Проснулась Пёся раненько, смотрит на мужа любимого. Спит сладко, словно котенок на печи, жмурится, мурлычет во сне тихонько. Шкура под ними лежащая кровью немного заляпана — хоть вывешивай, как положено, мол, чиста до этого невеста была! Посмеялась про себя Пёся. Не перед кем тут хвастаться простынями окровавленными.

Шевельнулась. Живот тянет немного, а во всем прочем — хорошо! Легко, словно пушинка она какая. Попыталась аккуратно из-под лапы мужниной выбраться. Глаз жёлтый Чудо приоткрывает, зевает сонно, жену к себе жмёт, пускать не хочет. Засмеялась девка, мужа обнимает за шею, шепчет ласково:

— Не волнуйся, Чудо мое лесное, любимое, я только к ручью выйду, воды наберу, да ягод поищу, чтоб с чем мясо было запечь к обеду!

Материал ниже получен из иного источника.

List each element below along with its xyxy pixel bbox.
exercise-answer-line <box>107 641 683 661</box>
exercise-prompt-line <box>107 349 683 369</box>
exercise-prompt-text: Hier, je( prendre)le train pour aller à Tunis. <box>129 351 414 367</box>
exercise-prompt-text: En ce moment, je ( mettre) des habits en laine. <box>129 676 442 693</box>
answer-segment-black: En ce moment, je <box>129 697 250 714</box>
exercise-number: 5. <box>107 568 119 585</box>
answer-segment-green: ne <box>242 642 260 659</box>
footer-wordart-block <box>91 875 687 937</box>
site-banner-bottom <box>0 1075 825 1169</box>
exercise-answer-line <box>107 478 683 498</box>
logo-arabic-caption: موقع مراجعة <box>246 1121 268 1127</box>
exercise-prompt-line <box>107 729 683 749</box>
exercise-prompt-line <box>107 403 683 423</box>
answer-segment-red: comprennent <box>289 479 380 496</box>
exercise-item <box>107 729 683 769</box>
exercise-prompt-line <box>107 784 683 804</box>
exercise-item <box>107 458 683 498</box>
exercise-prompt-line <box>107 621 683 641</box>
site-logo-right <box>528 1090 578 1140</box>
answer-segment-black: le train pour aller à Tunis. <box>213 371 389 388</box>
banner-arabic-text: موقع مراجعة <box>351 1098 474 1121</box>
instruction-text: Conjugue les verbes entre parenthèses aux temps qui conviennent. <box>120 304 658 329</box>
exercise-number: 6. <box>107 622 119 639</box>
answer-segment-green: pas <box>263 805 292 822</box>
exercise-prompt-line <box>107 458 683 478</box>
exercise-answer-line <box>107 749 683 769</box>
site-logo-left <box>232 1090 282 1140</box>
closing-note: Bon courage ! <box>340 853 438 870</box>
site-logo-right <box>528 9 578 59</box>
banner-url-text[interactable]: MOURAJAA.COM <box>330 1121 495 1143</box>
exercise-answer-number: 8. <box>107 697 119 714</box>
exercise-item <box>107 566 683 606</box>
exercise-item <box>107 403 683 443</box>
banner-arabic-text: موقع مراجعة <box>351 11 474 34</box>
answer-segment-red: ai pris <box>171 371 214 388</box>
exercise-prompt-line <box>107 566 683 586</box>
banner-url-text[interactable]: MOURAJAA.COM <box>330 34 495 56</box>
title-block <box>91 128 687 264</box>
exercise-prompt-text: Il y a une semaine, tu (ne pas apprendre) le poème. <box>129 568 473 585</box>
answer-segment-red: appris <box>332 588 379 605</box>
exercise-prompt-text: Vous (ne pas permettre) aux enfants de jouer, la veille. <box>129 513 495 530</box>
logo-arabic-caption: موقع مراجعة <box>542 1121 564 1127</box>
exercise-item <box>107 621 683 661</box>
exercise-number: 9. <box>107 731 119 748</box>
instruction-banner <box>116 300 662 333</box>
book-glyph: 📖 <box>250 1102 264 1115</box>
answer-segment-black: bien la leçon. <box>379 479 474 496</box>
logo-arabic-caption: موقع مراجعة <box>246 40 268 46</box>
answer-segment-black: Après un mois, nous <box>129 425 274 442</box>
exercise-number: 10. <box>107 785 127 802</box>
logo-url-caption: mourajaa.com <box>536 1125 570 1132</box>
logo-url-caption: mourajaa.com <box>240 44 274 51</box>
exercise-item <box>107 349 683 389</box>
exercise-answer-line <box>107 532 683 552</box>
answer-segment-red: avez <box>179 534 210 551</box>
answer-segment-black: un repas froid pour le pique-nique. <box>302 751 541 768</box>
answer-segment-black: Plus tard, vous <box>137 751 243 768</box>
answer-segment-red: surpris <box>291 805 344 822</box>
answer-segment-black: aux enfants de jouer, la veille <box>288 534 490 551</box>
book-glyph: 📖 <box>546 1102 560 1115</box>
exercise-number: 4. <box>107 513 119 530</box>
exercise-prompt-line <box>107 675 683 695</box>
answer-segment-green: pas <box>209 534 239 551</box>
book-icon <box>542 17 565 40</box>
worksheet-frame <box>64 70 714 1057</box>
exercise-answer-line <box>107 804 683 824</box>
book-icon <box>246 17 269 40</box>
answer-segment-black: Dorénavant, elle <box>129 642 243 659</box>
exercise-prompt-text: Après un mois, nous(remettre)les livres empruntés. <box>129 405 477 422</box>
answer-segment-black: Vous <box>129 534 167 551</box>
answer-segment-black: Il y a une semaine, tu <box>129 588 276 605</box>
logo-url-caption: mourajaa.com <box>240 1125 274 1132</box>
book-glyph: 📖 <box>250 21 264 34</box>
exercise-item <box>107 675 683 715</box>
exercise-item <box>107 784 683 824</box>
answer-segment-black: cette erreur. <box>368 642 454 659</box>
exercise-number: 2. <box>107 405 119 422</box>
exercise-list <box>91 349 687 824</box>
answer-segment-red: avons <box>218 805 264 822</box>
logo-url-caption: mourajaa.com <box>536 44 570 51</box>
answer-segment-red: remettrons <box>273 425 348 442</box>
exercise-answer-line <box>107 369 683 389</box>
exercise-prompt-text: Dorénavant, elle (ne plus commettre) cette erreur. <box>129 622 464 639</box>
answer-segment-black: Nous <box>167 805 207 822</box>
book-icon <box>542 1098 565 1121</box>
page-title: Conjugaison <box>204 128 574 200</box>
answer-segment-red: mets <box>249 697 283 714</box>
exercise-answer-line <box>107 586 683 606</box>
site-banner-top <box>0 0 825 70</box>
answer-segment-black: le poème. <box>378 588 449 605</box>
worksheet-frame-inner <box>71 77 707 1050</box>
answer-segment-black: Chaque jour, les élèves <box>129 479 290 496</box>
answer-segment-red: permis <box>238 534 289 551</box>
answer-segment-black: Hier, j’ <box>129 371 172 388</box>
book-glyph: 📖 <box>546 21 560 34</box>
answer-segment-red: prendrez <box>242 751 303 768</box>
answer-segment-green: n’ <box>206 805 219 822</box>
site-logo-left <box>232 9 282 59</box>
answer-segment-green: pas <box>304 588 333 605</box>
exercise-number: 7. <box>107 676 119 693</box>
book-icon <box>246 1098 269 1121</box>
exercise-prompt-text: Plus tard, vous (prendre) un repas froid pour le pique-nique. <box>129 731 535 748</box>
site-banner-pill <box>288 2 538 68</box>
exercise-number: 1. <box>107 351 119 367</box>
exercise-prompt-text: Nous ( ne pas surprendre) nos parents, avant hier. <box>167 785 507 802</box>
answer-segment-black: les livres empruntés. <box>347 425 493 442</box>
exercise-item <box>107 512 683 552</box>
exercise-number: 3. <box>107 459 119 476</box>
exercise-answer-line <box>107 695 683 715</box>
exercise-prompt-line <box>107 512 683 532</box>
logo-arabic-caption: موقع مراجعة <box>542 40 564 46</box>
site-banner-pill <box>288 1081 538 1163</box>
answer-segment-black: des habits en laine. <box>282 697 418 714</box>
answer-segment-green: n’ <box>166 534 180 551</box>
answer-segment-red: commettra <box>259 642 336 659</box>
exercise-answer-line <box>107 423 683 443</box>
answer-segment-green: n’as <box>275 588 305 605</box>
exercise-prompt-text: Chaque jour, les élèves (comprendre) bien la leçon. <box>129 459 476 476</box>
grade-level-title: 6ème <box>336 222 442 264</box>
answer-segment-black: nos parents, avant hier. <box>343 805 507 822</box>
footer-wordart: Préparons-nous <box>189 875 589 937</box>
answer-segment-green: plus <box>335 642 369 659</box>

Хмурится слегка Зверь, не хочет с женой даже на миг краткий расставаться. Но и неволить супружницу не желает — разжал лапы, выпустил из объятий надежных да желанных. Поцеловала мужа в кончик жвала странного Пёся — и поднимается, ловко одежду надевает. Потянулся муж устало, проворчал что-то ласковое, глаза снова прикрыл — утомила его ночь, огня наполненная. Улыбнулась девка, из пещеры выскользнула — и к реке. По сторонам глянула, смущенно кровь с бедер отмыла, рубаху поправила, по течению поднялась повыше, напилась воды холодной, в ведерко набрала, на коромысло повесила.